California Trucking Association Ends Legal Challenge to Worker Reclassification Law

After four and a half years of litigation, the California Trucking Association (CTA) has declined to appeal a recent decision that blocked its request for a preliminary injunction stopping the AB5 from going into effect. In 2019, California Governor Gavin Newsom signed into law the controversial AB5 bill, which regulates independent contractors operating in the state and codifies into statute the “ABC Test.” Under the ABC Test, a worker could only be found to be an independent contractor if they met all three conditions of the test:

  • Condition A: The individual is free from control and direction, both under contract and in fact.
  • Condition B: The individual performs work that is outside the usual course of the hiring entity’s business.
  • Condition C: The individual has their own independently established business of the same type as the work performed.
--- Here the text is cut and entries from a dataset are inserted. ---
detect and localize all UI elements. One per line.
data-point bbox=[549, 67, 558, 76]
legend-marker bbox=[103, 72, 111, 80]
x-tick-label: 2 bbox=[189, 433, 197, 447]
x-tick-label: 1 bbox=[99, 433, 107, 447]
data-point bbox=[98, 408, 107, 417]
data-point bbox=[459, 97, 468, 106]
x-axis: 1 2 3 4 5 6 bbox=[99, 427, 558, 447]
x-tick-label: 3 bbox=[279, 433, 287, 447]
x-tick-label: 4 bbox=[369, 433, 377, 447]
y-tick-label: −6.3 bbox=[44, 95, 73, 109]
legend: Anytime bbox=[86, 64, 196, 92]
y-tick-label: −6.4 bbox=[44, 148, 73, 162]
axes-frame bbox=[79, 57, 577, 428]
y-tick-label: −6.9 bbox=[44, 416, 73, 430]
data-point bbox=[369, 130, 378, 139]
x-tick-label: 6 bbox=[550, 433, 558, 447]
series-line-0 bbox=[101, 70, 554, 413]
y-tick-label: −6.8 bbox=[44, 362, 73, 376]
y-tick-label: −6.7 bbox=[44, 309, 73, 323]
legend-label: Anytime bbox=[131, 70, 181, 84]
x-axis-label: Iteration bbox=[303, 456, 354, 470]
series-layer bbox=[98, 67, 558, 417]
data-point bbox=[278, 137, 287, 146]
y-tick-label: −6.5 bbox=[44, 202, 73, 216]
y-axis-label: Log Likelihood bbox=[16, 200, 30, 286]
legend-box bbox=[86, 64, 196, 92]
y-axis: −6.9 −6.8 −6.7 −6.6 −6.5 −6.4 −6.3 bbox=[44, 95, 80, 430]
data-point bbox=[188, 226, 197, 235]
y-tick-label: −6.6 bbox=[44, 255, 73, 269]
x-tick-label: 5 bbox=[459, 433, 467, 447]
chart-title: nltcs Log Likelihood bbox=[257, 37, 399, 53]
Although the bill’s stated purpose was to regulate ridesharing companies and other “gig economy” jobs, the CTA and others reasonably feared that the broad language of AB5 could affect their own contractors. Condition B is the particular concern of motor carriers operating in California, as owner-operators generally perform the same type of work—moving freight by truck—as the motor carrier on whose behalf they operate.

In essence, AB5 threatens the status of California’s 70,000 owner-operators. Although there has not yet been a push by California regulatory agencies to apply AB5 to the trucking industry, the potential that all owner-operators could be found to be misclassified looms heavily over the industry nonetheless. Some motor carriers have had to leave the California market entirely, while others have had to curtail the range of services offered.
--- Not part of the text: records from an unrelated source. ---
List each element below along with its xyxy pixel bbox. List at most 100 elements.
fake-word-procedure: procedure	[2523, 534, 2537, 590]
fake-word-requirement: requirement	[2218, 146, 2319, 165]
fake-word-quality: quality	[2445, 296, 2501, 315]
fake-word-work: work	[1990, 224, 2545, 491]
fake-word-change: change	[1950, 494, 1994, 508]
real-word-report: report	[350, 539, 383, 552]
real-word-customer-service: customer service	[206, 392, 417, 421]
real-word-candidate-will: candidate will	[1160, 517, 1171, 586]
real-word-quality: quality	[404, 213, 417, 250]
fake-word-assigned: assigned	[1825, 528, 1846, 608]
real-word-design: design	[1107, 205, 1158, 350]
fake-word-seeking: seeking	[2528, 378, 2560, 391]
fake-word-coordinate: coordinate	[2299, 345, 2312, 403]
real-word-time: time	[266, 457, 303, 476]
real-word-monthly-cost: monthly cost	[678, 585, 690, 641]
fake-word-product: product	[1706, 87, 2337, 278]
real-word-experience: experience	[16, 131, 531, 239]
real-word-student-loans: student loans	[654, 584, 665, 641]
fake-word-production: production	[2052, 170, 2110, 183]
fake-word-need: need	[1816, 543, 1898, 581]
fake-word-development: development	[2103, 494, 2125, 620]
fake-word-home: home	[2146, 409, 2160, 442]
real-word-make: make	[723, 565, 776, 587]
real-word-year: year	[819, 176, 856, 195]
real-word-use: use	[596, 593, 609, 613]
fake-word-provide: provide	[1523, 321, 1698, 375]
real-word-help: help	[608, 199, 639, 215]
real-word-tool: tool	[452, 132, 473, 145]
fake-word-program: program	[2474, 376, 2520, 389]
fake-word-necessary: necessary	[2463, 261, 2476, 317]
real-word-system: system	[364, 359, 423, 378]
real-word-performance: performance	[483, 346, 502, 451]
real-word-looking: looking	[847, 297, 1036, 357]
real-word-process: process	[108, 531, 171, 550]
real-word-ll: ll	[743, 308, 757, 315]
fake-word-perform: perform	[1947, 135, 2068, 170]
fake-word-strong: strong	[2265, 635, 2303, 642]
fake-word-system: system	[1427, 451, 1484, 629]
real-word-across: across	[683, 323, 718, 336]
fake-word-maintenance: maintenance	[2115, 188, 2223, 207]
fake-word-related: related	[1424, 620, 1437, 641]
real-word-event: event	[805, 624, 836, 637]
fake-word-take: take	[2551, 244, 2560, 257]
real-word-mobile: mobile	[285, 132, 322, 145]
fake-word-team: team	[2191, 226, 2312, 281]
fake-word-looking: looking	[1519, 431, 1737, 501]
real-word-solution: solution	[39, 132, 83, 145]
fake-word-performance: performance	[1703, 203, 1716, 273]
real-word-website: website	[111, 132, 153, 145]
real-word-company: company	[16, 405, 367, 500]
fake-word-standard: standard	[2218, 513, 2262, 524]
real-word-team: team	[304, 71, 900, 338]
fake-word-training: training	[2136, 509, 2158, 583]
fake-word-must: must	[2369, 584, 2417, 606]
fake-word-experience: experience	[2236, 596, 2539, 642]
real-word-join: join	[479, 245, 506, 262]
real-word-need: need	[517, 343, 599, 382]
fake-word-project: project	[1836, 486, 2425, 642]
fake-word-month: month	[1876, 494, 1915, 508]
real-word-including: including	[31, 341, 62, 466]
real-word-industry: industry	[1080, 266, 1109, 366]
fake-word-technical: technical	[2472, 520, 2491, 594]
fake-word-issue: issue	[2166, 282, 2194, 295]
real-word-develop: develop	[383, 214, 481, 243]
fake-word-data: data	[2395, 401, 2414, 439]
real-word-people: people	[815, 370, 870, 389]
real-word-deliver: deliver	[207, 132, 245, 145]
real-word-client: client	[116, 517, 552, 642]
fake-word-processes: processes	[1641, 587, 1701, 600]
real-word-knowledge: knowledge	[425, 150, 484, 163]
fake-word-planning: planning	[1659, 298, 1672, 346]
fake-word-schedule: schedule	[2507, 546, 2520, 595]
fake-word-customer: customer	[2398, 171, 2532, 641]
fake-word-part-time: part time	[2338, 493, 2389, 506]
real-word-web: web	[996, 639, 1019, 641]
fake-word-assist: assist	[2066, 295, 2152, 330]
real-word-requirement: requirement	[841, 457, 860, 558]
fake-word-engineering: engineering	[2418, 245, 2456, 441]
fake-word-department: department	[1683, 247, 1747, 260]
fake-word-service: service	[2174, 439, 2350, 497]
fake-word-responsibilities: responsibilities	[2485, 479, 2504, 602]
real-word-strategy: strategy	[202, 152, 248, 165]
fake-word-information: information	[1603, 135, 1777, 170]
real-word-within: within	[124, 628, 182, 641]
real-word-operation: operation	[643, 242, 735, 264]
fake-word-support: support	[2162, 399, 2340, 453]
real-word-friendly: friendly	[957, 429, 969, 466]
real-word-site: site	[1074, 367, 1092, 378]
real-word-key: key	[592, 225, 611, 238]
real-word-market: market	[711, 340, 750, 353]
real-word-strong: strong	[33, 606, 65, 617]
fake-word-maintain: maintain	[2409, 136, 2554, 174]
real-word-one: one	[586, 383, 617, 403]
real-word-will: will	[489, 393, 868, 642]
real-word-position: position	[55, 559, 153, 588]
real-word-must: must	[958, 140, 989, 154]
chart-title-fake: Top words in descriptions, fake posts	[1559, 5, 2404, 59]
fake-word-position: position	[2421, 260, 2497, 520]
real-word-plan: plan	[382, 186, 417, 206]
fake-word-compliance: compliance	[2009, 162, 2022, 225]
The California Attorney General, in its own filings, has argued that “[m]otor carriers can continue working with owner operators – drivers who own their own trucks – much as they did before AB5’s enactment,” the state wrote. “To the extent that the ABC test requires carriers to classify owner-operators as employees, the only legal consequence is that owner-operators are now entitled to receive a minimum wage, workers’ compensation and other employment protections and benefits.”

However, the Owner-Operator Independent Drivers Association (“OOIDA”) has continued to appeal its own legal challenge to the AB5 law, arguing that AB5 “effectively prohibits an entire sector of small business truckers from operating in California” in violation of the dormant commerce clause, a prohibition against states placing unreasonable burdens on out-of-state or interstate commerce even in the absence of federal legislation on the same topic.

Courts and the CTA have suggested that owner-operators can avail themselves of the business-to-business exception to AB5, a narrow exception carved out for “bona fide business-to-business contracting relationship[s].” However, the business-to-business exception is highly factually specific and businesses must continue to carefully examine their independent contractor/owner-operator relationships to ensure that they actually meet the criteria of the exception, which includes but is not limited to the owner-operator being “free from the control and direction” of the motor carrier and a requirement that the owner-operator “advertises and holds itself out to the public” as providing the same services. Due to these requirements, the classification status of many California owner-operators remains up for debate and will likely not be settled anytime soon.